I don’t want to turn on easy mode and start filtering out all level-inappropriate encounters, save-or-die effects, or the like, nor do I want for my monsters–the intelligent ones at least–to start behaving like idiots. However, I also want the players to get to higher levels.
One of the biggest problems we’ve come up against is the dearth of henchmen. If everyone could get a full coterie of henchmen then they would be doing much better, but they are mostly wandering around Class VI and the occasional Class V market, which means d2 0th level men and a small % chance of a single level 1 henchman available for hire. I guess we could spend 6 months wandering from barony to barony, fastidiously avoiding all encounters, until enough henchmen can be acquired, but that hardly seems like the right solution.

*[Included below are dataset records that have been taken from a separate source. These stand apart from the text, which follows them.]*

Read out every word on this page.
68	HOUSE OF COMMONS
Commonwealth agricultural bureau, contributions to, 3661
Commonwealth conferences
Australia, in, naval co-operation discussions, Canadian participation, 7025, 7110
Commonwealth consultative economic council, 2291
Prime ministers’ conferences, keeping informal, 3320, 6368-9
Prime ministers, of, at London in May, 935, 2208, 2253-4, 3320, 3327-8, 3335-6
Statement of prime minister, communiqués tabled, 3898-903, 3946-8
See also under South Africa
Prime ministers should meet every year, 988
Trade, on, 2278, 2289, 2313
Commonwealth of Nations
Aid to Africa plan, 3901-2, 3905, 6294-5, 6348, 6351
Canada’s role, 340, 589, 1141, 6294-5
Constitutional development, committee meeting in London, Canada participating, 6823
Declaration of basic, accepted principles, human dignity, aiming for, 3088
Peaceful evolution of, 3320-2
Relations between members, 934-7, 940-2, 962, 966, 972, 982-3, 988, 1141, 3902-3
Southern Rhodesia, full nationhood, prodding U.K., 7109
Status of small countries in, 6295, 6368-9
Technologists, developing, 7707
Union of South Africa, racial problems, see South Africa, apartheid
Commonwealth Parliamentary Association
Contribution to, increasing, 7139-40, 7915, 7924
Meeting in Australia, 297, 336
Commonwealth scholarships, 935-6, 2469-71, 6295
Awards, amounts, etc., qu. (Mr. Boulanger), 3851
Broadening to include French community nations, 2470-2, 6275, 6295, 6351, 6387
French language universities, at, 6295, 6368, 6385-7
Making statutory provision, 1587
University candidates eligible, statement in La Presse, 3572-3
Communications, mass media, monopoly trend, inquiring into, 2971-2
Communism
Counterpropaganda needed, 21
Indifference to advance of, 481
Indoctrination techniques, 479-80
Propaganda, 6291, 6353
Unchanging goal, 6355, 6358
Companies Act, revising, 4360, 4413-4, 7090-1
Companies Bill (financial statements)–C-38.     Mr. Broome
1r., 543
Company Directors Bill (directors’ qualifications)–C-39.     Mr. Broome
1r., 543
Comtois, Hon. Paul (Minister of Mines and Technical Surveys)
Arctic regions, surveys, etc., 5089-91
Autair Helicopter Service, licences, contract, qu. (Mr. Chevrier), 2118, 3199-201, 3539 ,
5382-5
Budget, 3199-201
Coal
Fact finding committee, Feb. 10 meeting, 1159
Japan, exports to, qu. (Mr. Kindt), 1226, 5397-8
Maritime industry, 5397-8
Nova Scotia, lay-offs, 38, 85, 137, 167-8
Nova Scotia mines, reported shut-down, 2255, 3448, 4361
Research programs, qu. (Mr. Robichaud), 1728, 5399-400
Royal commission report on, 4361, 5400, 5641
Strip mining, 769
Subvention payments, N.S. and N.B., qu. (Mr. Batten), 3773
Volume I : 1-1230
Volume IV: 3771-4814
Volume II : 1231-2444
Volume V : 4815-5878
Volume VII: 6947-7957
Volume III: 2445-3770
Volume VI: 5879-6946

Clearly, though, people are reaching higher levels in ACKS campaigns out there in the world, so we must be doing something wrong.
So, I’m hoping to solicit advice on:
(1) Things I can do to help the party reach higher levels which are not simply “go easier on them.” If we wanted to play an /easy/ game, I’d run more Pathfinder.
(2) Things I might be doing incorrectly that would improperly increase the lethality of the system.
(3) Advice I could give to the players to help them keep themselves alive.
(4) Anything else that is relevant that I don’t know enough to ask.
Thank you, everyone!
P.S.: Telling them to spend frivolously more isn’t useful. They already spend almost all their money frivolously anyways (that which doesn’t go towards buying the best mundane equipment and hiring henchmen is drunk/gambled/donated away). But even that gets them a thousand XP or so with a starting character, but then he dies and they are back to 0 with the next.